The head of the Italian government, Giorgia Meloni.  Photo: REUTERS The head of the Italian government, Giorgia Meloni. Photo: REUTERS

-Geert Wilders wins in Holland, Giorgia Meloni governs in Italy, Javier Milei governs in Argentina, Donald Trump could return, there could be a right-wing majority after the next European elections. But there is nothing left in the radical left.

-I think what those left-wing movements couldn’t imagine was that in the long term the angry response that would triumph would not be that of the left but that of the right, but that’s what happened. The far left has become irrelevant. On the one hand, what part of that radical right wants is to replace the traditional right, to occupy that space, as Meloni does in Italy, saying that it is a normal right, little more right than Christian democracy.

-And what do you get?

-This doesn’t make them any less fearsome. I don’t think we are reaching the 1930s, I don’t think we are moving towards dictatorships or that democracy is really in danger, but I have the feeling that more and more citizens believe that we are living in an exceptional moment of new risks, of risk for the maintenance of European cultural identity, in which they believe that the left has gone too far with ideas such as feminism or gender or energy transition and ecology. On the right, many people think that there is no longer a common culture, a common identity, and this makes countries ungovernable. They believe that everything has been fragmented into identities and that to rebuild them a certain authoritarianism is necessary and I think we are in this, more authoritarianism to order societies that are disintegrating.

“What part of that radical right wants is to replace the traditional right, to occupy that space, as Meloni does in Italy.”

-The European elections can give a majority to the right and the far right. Could this shift continental politics?

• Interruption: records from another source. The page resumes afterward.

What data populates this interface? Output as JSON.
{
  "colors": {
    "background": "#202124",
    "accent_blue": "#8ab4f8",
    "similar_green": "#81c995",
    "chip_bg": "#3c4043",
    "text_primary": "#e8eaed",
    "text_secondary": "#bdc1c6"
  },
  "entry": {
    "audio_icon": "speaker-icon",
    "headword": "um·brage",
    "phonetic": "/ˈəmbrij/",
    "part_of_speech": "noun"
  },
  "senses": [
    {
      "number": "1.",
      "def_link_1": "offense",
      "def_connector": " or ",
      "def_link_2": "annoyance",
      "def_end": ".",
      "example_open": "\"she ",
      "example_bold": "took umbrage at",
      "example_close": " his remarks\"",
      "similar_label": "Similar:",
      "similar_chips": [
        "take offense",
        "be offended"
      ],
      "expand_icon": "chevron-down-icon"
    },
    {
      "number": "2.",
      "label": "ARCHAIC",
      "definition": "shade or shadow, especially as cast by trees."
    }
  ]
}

I’m skeptical about this right-wing union. I think that especially the German right would have difficulty taking this step, even if it is true that on a local level they are trying to cooperate with the AfD (far right). It is true that the cordon sanitaire is falling everywhere in Europe and raises a legitimate question: can the big parties act as if the others, who have 20% of the votes, did not exist?

-What do you think?

-I don’t have a clear answer, but the cordon sanitaire is disappearing, although I am skeptical that this will happen in the European Parliament. What I believe is that within the traditional European right the idea is spreading that Europe has accepted the progressive package on too many things. I don’t think they’re climate change deniers, for example, but they don’t want to go that fast or they don’t want to cause that much distress to certain social classes.

-I read that you believe that football will end up becoming a right-wing sport.

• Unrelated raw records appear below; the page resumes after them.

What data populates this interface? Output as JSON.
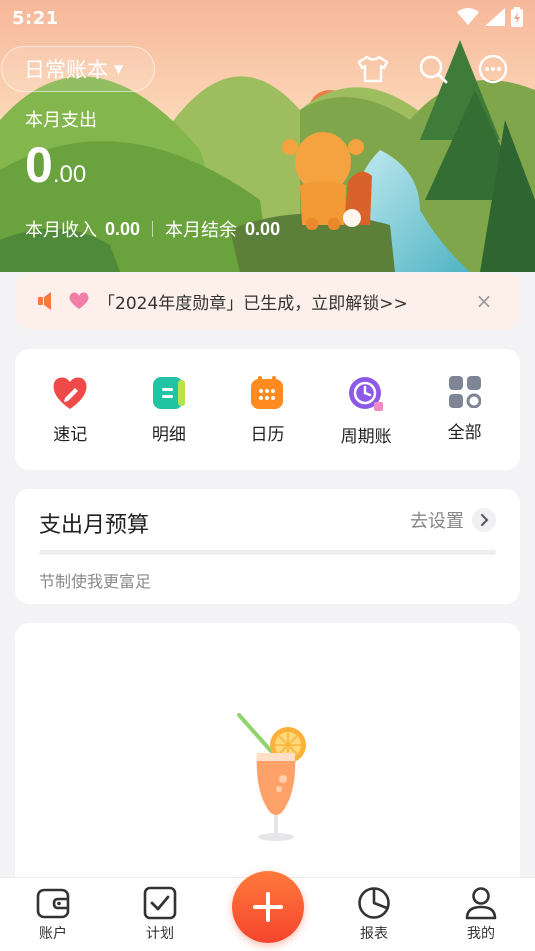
{
  "status_bar": {
    "time": "5:21"
  },
  "header": {
    "book_name": "日常账本",
    "month_expense_label": "本月支出",
    "month_expense_integer": "0",
    "month_expense_decimal": ".00",
    "month_income_label": "本月收入",
    "month_income_value": "0.00",
    "month_balance_label": "本月结余",
    "month_balance_value": "0.00",
    "icons": [
      "shirt-icon",
      "search-icon",
      "more-icon"
    ]
  },
  "notice": {
    "text": "「2024年度勋章」已生成，立即解锁>>",
    "close": "×"
  },
  "shortcuts": [
    {
      "label": "速记",
      "icon": "quick-note-icon",
      "color": "#ef4a4a"
    },
    {
      "label": "明细",
      "icon": "detail-icon",
      "color": "#22c3a3"
    },
    {
      "label": "日历",
      "icon": "calendar-icon",
      "color": "#ff8a1f"
    },
    {
      "label": "周期账",
      "icon": "cycle-bill-icon",
      "color": "#8c5ae6"
    },
    {
      "label": "全部",
      "icon": "all-grid-icon",
      "color": "#7d8596"
    }
  ],
  "budget": {
    "title": "支出月预算",
    "setting_label": "去设置",
    "progress": 0,
    "subtitle": "节制使我更富足"
  },
  "bottom_nav": [
    {
      "label": "账户",
      "icon": "wallet-icon"
    },
    {
      "label": "计划",
      "icon": "plan-check-icon"
    },
    {
      "label": "报表",
      "icon": "report-pie-icon"
    },
    {
      "label": "我的",
      "icon": "profile-icon"
    }
  ],
  "colors": {
    "accent": "#ff6a33",
    "hero_green": "#7fb84e",
    "notice_bg": "#fdf0ea"
  }
}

-With polarization, things that used to be cross-cutting become assigned to one political bloc. Religion was transversal, the level of religiosity of the left and right was not very different and now religion is seen as a right-wing phenomenon. It also happens with diet. Something similar is happening with football. Due to the values ​​it is believed to convey, of virility, competition or aggression, it may be increasingly associated with the right and perhaps women’s football will end up being assigned to the left. Which is terrible because I think these are things that deserve to be transversal. It’s good that there are things that all ideologies share, because otherwise we head towards much more fragmented societies that don’t even have anything to talk about.